Ils avaient promis, en lui serrant la main avec émotion, puis il était rentré chez lui et avait répété les mêmes paroles à sa femme.
- C'est à eux que tu t'adresserais, ce sont leurs conseils que tu suivrais, n'est-ce pas, ma chérie ? Promets-le moi.

À ces mots, Mireille avait protesté contre ces idées lugubres et une crise de larmes dans les règles s'en était suivie. Avait-il besoin de gâter ces quelques trop courtes journées par de pareils procédés ? Il serait bien temps pour elle de savoir que faire, si un pareil malheur arrivait !
- Mais non, ma mignonne, il ne serait plus temps, dit-il, d'un ton résigné ; je te connais ; tu perdrais la tête et ne saurais d'où te tourner. Ta mère est très nerveuse (tu as vu son attitude à la mort de Jacques), ma mère et mes soeurs seraient naturellement dans un grand chagrin personnel et j'ai voulu te confier à des amis sûrs et dévoués, qui, je crois, ne manqueraient à aucune de leurs promesses.
- Tu as une bien haute idée des Duclavel, fit Mireille, un peu vexée et encore en pleurs.
- C'est vrai, dit Albert, brièvement.

Il allait dire autre chose, mais s'arrêta à temps.
Lorsque Roseline entra dans la chambre du Dr Vateau, à Paris, conduite par Mireille, il l'accueillit avec un sourire reconnaissant. Il ignorait que sa femme lui eût dit de venir.
Ils causèrent longtemps de son cas, au point de vue professionnel, et il lui raconta tout en détail, sachant combien cela l'intéressait.
- J'espère que vous pourrez bientôt voyager et rentrer à Meirage, dit Mlle Duclavel. C'est seulement chez vous que vous prendrez îles forces.
- Si seulement il voulait être un peu plus gai ! fit Mireille étourdiment, ça irait bien plus vite !

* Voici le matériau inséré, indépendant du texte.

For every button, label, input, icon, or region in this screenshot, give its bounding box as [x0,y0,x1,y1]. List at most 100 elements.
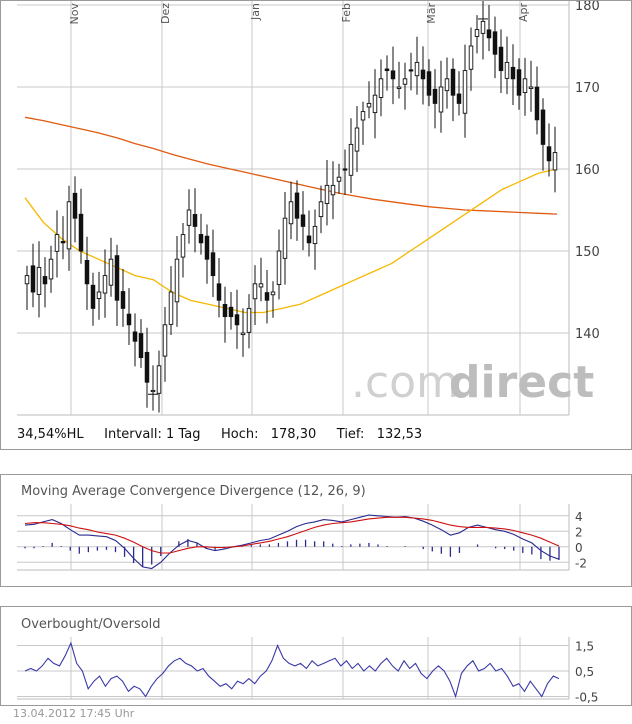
obos-grid [17,637,570,700]
candle-body [60,241,66,244]
candle [402,62,408,110]
candle [174,236,180,327]
candle [216,258,222,318]
candle [72,176,78,243]
candle [138,319,144,368]
candle [330,161,336,220]
macd-axis: 42 0-2 [575,510,587,571]
candle-body [228,306,234,318]
candle-body [384,68,390,72]
candle [144,327,150,408]
candle-body [510,66,516,80]
macd-grid [17,504,570,571]
candle [408,52,414,91]
candle-body [366,102,372,108]
candle-body [390,70,396,80]
stats-bar: 34,54%HL Intervall: 1 Tag Hoch: 178,30 T… [17,427,426,442]
candle-body [294,192,300,219]
candle [222,286,228,343]
candle [270,281,276,318]
candle-body [210,252,216,277]
candle-body [414,61,420,77]
candle [516,58,522,110]
candle [432,69,438,129]
x-tick-label: Dez [159,3,172,24]
candle [474,15,480,54]
y-tick-label: 140 [575,327,600,342]
candle-body [462,70,468,114]
candle [198,213,204,255]
candle [246,294,252,349]
candle [108,237,114,297]
candle [486,4,492,52]
candle [288,181,294,240]
candle [240,308,246,357]
candles [24,1,558,413]
candle [132,313,138,367]
candle-body [24,275,30,285]
y-tick-label: 4 [575,510,583,524]
candle-body [282,217,288,259]
x-tick-label: Apr [517,3,530,23]
candle-body [150,389,156,393]
candle-body [90,284,96,309]
candle-body [378,78,384,98]
x-tick-label: Nov [68,3,81,25]
candle-body [432,88,438,104]
candle-body [168,291,174,325]
x-tick-label: Feb [340,3,353,22]
candle-body [240,332,246,336]
signal-line [24,516,560,554]
macd-lines [24,514,560,570]
candle [420,46,426,105]
y-tick-label: 1,5 [575,640,594,654]
candle-body [408,69,414,72]
candle [210,229,216,297]
candle-body [180,234,186,258]
candle [414,36,420,95]
candle-body [258,283,264,288]
candle [186,189,192,244]
candle [450,58,456,122]
candle [180,222,186,278]
candle-body [96,291,102,300]
candle [168,266,174,336]
candle-body [396,86,402,89]
candle-body [198,234,204,244]
candle-body [222,304,228,318]
candle [468,27,474,91]
watermark: .com direct [351,357,594,408]
candle-body [270,291,276,296]
candle-body [486,29,492,39]
candle-body [300,214,306,227]
candle [306,210,312,257]
candle-body [204,235,210,260]
candle [234,289,240,349]
candle-body [78,213,84,252]
candle-body [312,225,318,245]
candle [162,306,168,382]
x-tick-label: Mär [425,3,438,24]
candle-body [336,176,342,182]
macd-title: Moving Average Convergence Divergence (1… [21,484,366,499]
candle-body [264,292,270,301]
candle-body [174,258,180,303]
candle [204,224,210,284]
macd-panel: Moving Average Convergence Divergence (1… [0,474,632,587]
x-tick-label: Jan [249,3,262,21]
candle [444,57,450,109]
candle [348,118,354,193]
candle [342,149,348,196]
candle [438,60,444,133]
candle-body [522,78,528,94]
candle-body [120,291,126,309]
candle-body [402,78,408,85]
candle-body [354,127,360,152]
month-labels: Nov Dez Jan Feb Mär Apr [68,3,530,25]
low-value: 132,53 [376,427,423,442]
candle [498,29,504,94]
candle [462,44,468,138]
obos-panel: Overbought/Oversold 1,5 0,5 -0,5 [0,606,632,706]
candle-body [540,109,546,145]
candle [366,81,372,119]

Un nuage passa sur le visage d'Albert.
- Nous ne sommes pas dans des circonstances où l'on peut être gai, fit-il. je crois bien que je ne le serai jamais plus. Êtes-vous quelquefois gaie, maintenant, Mlle Roseline ?

Elle sourit :
- Mireille a employé là, sans y réfléchir, une expression qu'elle-même doit reconnaître impropre. Vous avez raison, docteur, la gaieté n'est plus de saison. Mais je puis vous dire que malgré tout, je suis heureuse ! Le bonheur, celui qui est intérieur et durable, est indépendant des circonstances. C'est lui qui nous sauve du découragement.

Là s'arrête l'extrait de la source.